MIO Seminar – Prof. Erik van Sebille – Monday, June 23, 2025

Dr. Erik van Sebille, Professor of Oceanography & Public Engagement at Utrecht University (Netherlands), will give a seminar at MIO, on Monday 23 June 2025, from 13:00 to 14:00 in the OCEANOMED amphitheatre, on the following topic : Chasing water: The physical oceanography of the transport of floating marine debris in the Mediterranean and European Seas.

On-site participation is encouraged to favour discussion. Possibility to follow online through this link.

Abstract

The world’s ocean currents can transport material like plastic over vast scales, from local to global.
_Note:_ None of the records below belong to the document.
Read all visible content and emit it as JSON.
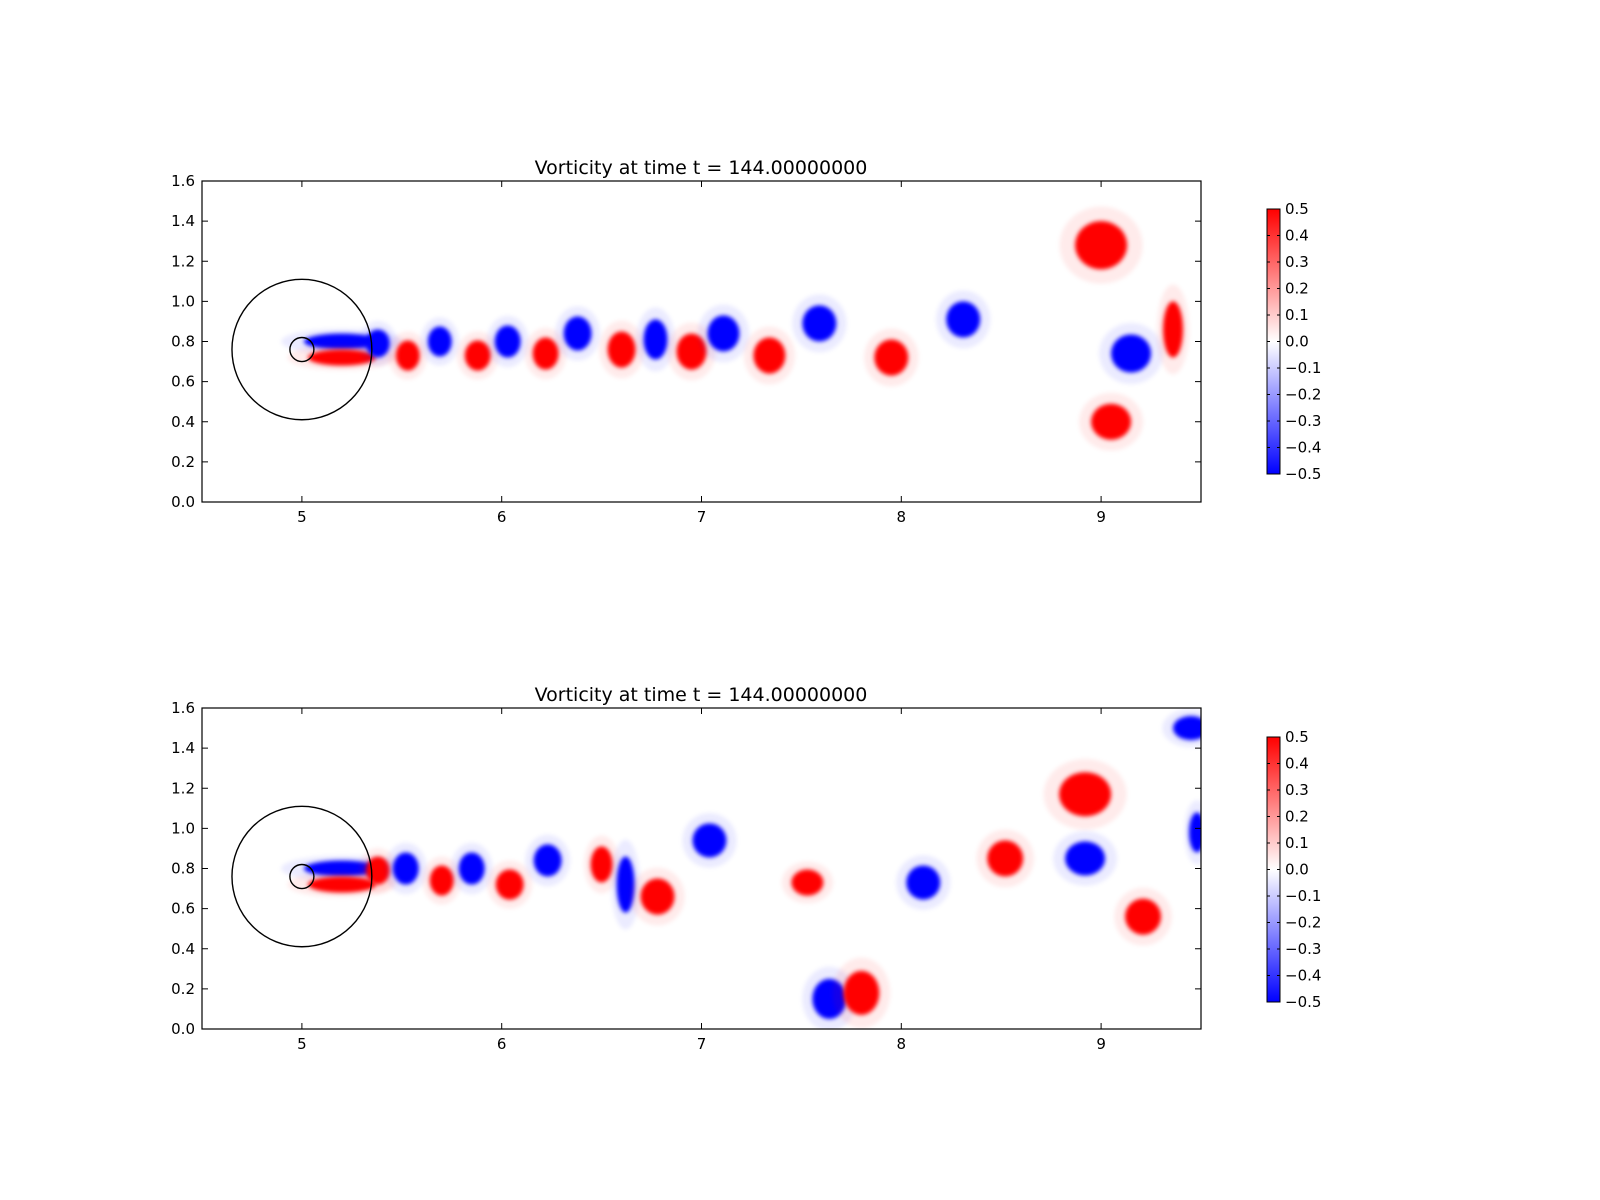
{
  "chart_data": [
    {
      "type": "heatmap",
      "title": "Vorticity at time t =   144.00000000",
      "xlim": [
        4.5,
        9.5
      ],
      "ylim": [
        0.0,
        1.6
      ],
      "xticks": [
        "5",
        "6",
        "7",
        "8",
        "9"
      ],
      "yticks": [
        "0.0",
        "0.2",
        "0.4",
        "0.6",
        "0.8",
        "1.0",
        "1.2",
        "1.4",
        "1.6"
      ],
      "colorbar": {
        "range": [
          -0.5,
          0.5
        ],
        "ticks": [
          "0.5",
          "0.4",
          "0.3",
          "0.2",
          "0.1",
          "0.0",
          "−0.1",
          "−0.2",
          "−0.3",
          "−0.4",
          "−0.5"
        ],
        "colors": {
          "low": "#0000ff",
          "mid": "#ffffff",
          "high": "#ff0000"
        }
      },
      "circles": [
        {
          "cx": 5.0,
          "cy": 0.76,
          "r": 0.35
        },
        {
          "cx": 5.0,
          "cy": 0.76,
          "r": 0.06
        }
      ],
      "vortices": [
        {
          "x": 5.2,
          "y": 0.8,
          "rx": 0.19,
          "ry": 0.04,
          "v": -0.5
        },
        {
          "x": 5.2,
          "y": 0.72,
          "rx": 0.17,
          "ry": 0.04,
          "v": 0.5
        },
        {
          "x": 5.38,
          "y": 0.79,
          "rx": 0.06,
          "ry": 0.07,
          "v": -0.5
        },
        {
          "x": 5.53,
          "y": 0.73,
          "rx": 0.06,
          "ry": 0.075,
          "v": 0.5
        },
        {
          "x": 5.69,
          "y": 0.8,
          "rx": 0.06,
          "ry": 0.075,
          "v": -0.5
        },
        {
          "x": 5.88,
          "y": 0.73,
          "rx": 0.065,
          "ry": 0.075,
          "v": 0.5
        },
        {
          "x": 6.03,
          "y": 0.8,
          "rx": 0.065,
          "ry": 0.08,
          "v": -0.5
        },
        {
          "x": 6.22,
          "y": 0.74,
          "rx": 0.065,
          "ry": 0.08,
          "v": 0.5
        },
        {
          "x": 6.38,
          "y": 0.84,
          "rx": 0.07,
          "ry": 0.085,
          "v": -0.5
        },
        {
          "x": 6.6,
          "y": 0.76,
          "rx": 0.07,
          "ry": 0.09,
          "v": 0.5
        },
        {
          "x": 6.77,
          "y": 0.81,
          "rx": 0.06,
          "ry": 0.1,
          "v": -0.5
        },
        {
          "x": 6.95,
          "y": 0.75,
          "rx": 0.075,
          "ry": 0.09,
          "v": 0.5
        },
        {
          "x": 7.11,
          "y": 0.84,
          "rx": 0.08,
          "ry": 0.09,
          "v": -0.5
        },
        {
          "x": 7.34,
          "y": 0.73,
          "rx": 0.08,
          "ry": 0.09,
          "v": 0.5
        },
        {
          "x": 7.59,
          "y": 0.89,
          "rx": 0.085,
          "ry": 0.09,
          "v": -0.5
        },
        {
          "x": 7.95,
          "y": 0.72,
          "rx": 0.085,
          "ry": 0.09,
          "v": 0.5
        },
        {
          "x": 8.31,
          "y": 0.91,
          "rx": 0.085,
          "ry": 0.09,
          "v": -0.5
        },
        {
          "x": 9.0,
          "y": 1.28,
          "rx": 0.13,
          "ry": 0.12,
          "v": 0.5
        },
        {
          "x": 9.05,
          "y": 0.4,
          "rx": 0.1,
          "ry": 0.09,
          "v": 0.5
        },
        {
          "x": 9.15,
          "y": 0.74,
          "rx": 0.1,
          "ry": 0.095,
          "v": -0.5
        },
        {
          "x": 9.36,
          "y": 0.86,
          "rx": 0.05,
          "ry": 0.14,
          "v": 0.5
        }
      ]
    },
    {
      "type": "heatmap",
      "title": "Vorticity at time t =   144.00000000",
      "xlim": [
        4.5,
        9.5
      ],
      "ylim": [
        0.0,
        1.6
      ],
      "xticks": [
        "5",
        "6",
        "7",
        "8",
        "9"
      ],
      "yticks": [
        "0.0",
        "0.2",
        "0.4",
        "0.6",
        "0.8",
        "1.0",
        "1.2",
        "1.4",
        "1.6"
      ],
      "colorbar": {
        "range": [
          -0.5,
          0.5
        ],
        "ticks": [
          "0.5",
          "0.4",
          "0.3",
          "0.2",
          "0.1",
          "0.0",
          "−0.1",
          "−0.2",
          "−0.3",
          "−0.4",
          "−0.5"
        ],
        "colors": {
          "low": "#0000ff",
          "mid": "#ffffff",
          "high": "#ff0000"
        }
      },
      "circles": [
        {
          "cx": 5.0,
          "cy": 0.76,
          "r": 0.35
        },
        {
          "cx": 5.0,
          "cy": 0.76,
          "r": 0.06
        }
      ],
      "vortices": [
        {
          "x": 5.2,
          "y": 0.8,
          "rx": 0.19,
          "ry": 0.04,
          "v": -0.5
        },
        {
          "x": 5.2,
          "y": 0.72,
          "rx": 0.17,
          "ry": 0.04,
          "v": 0.5
        },
        {
          "x": 5.38,
          "y": 0.79,
          "rx": 0.06,
          "ry": 0.07,
          "v": 0.5
        },
        {
          "x": 5.52,
          "y": 0.8,
          "rx": 0.065,
          "ry": 0.08,
          "v": -0.5
        },
        {
          "x": 5.7,
          "y": 0.74,
          "rx": 0.06,
          "ry": 0.075,
          "v": 0.5
        },
        {
          "x": 5.85,
          "y": 0.8,
          "rx": 0.065,
          "ry": 0.08,
          "v": -0.5
        },
        {
          "x": 6.04,
          "y": 0.72,
          "rx": 0.07,
          "ry": 0.075,
          "v": 0.5
        },
        {
          "x": 6.23,
          "y": 0.84,
          "rx": 0.07,
          "ry": 0.08,
          "v": -0.5
        },
        {
          "x": 6.5,
          "y": 0.82,
          "rx": 0.055,
          "ry": 0.09,
          "v": 0.5
        },
        {
          "x": 6.62,
          "y": 0.72,
          "rx": 0.045,
          "ry": 0.14,
          "v": -0.5
        },
        {
          "x": 6.78,
          "y": 0.66,
          "rx": 0.085,
          "ry": 0.09,
          "v": 0.5
        },
        {
          "x": 7.04,
          "y": 0.94,
          "rx": 0.085,
          "ry": 0.085,
          "v": -0.5
        },
        {
          "x": 7.53,
          "y": 0.73,
          "rx": 0.08,
          "ry": 0.065,
          "v": 0.5
        },
        {
          "x": 8.11,
          "y": 0.73,
          "rx": 0.085,
          "ry": 0.085,
          "v": -0.5
        },
        {
          "x": 8.52,
          "y": 0.85,
          "rx": 0.09,
          "ry": 0.09,
          "v": 0.5
        },
        {
          "x": 8.92,
          "y": 1.17,
          "rx": 0.13,
          "ry": 0.11,
          "v": 0.5
        },
        {
          "x": 8.92,
          "y": 0.85,
          "rx": 0.1,
          "ry": 0.085,
          "v": -0.5
        },
        {
          "x": 9.21,
          "y": 0.56,
          "rx": 0.09,
          "ry": 0.09,
          "v": 0.5
        },
        {
          "x": 7.64,
          "y": 0.15,
          "rx": 0.085,
          "ry": 0.1,
          "v": -0.5
        },
        {
          "x": 7.8,
          "y": 0.18,
          "rx": 0.09,
          "ry": 0.11,
          "v": 0.5
        },
        {
          "x": 9.45,
          "y": 1.5,
          "rx": 0.09,
          "ry": 0.06,
          "v": -0.5
        },
        {
          "x": 9.48,
          "y": 0.98,
          "rx": 0.04,
          "ry": 0.1,
          "v": -0.5
        }
      ]
    }
  ]
}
The most natural way to study these transport pathways and the connections between ocean basins is by using trajectories, computed by simulating virtual Lagrangian particles in fine-resolution ocean models. In this seminar, I will give an overview of some recent work with Lagrangian particle analysis. I will introduce our open-source oceanparcels.org framework and show how we use this framework to simulate the transport of micro- and macroplastic, in order to map the 3-dimensional distribution of plastic in the Mediterranean and European seas. I will show how we use these maps to compute ecological risk, by overlapping the maps with biodiversity hotspots. I will discuss how we develop new parameterizations for subgrid-scale transport processes of floating plastic items; and compare these parameterizations to field and lab measurements. And I will discuss how we infer the possible sources of plastic using a Bayesian framework.

 

Biography

Erik van Sebille is professor of oceanography and public engagement at Utrecht University. He investigates how ocean currents move ‘stuff’ around. He is the lead developer of the open-source OceanParcels.org code for Lagrangian Ocean Analysis. He is co-author of the textbook Ocean Currents – Physical Drivers in a Changing World with Prof. Robert Marsh. He led the European Research Council Starting Grant project Tracking Of Plastics in Our Seas and is now leading the project Tracing Marine Macroplastics by Unraveling the Ocean’s Multiscale Transport Processes. In parallel to his ongoing work in physical oceanography, he leads a research team on how scientists can be effective and inclusive in their communication and engagement with society, specifically on the climate crisis.